The Politics of Critical Theory


The opening plenary of the 3 annual Platypus Affiliated Society international convention, held at the School of the Art Institute of Chicago, on April 29, 2011.

Co-sponsored by the School of the Art Institute of Chicago Departments of Art Education, Art History, Liberal Arts, and Visual and Critical Studies, and the SAIC Student Association.

Audio Recording

Transcript in Platypus Review #37

Panelists

Chris Cutrone, Platypus (School of the Art Institute of Chicago)

Andrew Feenberg (Simon Fraser University)

Richard Westerman (University of Chicago)
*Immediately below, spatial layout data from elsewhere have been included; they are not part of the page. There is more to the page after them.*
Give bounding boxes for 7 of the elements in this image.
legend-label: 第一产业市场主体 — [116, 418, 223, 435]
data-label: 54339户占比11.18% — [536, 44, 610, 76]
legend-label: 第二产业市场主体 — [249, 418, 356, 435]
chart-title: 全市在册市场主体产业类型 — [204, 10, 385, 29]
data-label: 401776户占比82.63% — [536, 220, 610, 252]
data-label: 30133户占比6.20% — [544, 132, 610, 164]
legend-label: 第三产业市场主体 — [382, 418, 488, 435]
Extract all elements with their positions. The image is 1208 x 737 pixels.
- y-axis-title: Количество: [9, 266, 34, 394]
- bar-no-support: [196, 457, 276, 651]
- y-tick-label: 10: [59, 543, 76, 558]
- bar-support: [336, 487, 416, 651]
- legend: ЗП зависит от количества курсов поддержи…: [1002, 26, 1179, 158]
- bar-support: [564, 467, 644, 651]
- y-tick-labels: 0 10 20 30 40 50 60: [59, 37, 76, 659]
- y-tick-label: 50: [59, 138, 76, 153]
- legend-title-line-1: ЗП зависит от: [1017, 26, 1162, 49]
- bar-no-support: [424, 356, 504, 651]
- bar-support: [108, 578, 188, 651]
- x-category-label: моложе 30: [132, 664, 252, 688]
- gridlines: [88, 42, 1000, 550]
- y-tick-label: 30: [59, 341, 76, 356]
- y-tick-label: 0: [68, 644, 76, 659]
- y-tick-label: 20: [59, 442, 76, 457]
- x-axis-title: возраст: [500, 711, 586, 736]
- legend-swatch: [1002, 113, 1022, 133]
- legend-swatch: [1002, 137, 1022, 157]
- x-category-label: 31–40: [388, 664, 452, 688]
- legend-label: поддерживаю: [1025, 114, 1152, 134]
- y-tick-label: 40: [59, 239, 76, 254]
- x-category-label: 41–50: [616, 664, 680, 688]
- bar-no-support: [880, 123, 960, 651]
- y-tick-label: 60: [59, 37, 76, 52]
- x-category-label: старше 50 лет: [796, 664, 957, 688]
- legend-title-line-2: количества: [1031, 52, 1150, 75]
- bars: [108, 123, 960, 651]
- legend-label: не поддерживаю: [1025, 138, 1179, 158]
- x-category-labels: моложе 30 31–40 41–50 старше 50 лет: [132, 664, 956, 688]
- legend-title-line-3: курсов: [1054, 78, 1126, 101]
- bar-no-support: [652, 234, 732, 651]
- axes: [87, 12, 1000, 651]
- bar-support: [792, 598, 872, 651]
Respondent: Nicholas Brown (University of Illinois at Chicago)

Description

Recently, the New Left Review published a translated conversation between the critical theorists Theodor Adorno and Max Horkheimer causing more than a few murmurs and gasps. In the course of their conversation, Adorno comments that he had always wanted to “develop a theory that remains faithful to Marx, Engels and Lenin, while keeping up with culture at its most advanced.” Adorno, it seems, was a Leninist. As surprising as this evidence might have been to some, is it not more shocking that Adorno’s politics, and the politics of Critical Theory, have remained taboo for so long? Was it really necessary to wait until Adorno and Horkheimer admitted their politics in print to understand that their primary preoccupation was with maintaining Marxism’s relation to bourgeois critical philosophy (Kant and Hegel)? This panel proposes to state the question as directly as possible and to simply ask: How did the practice and theory of Marxism, from Marx to Lenin, make possible and necessary the politics of Critical Theory?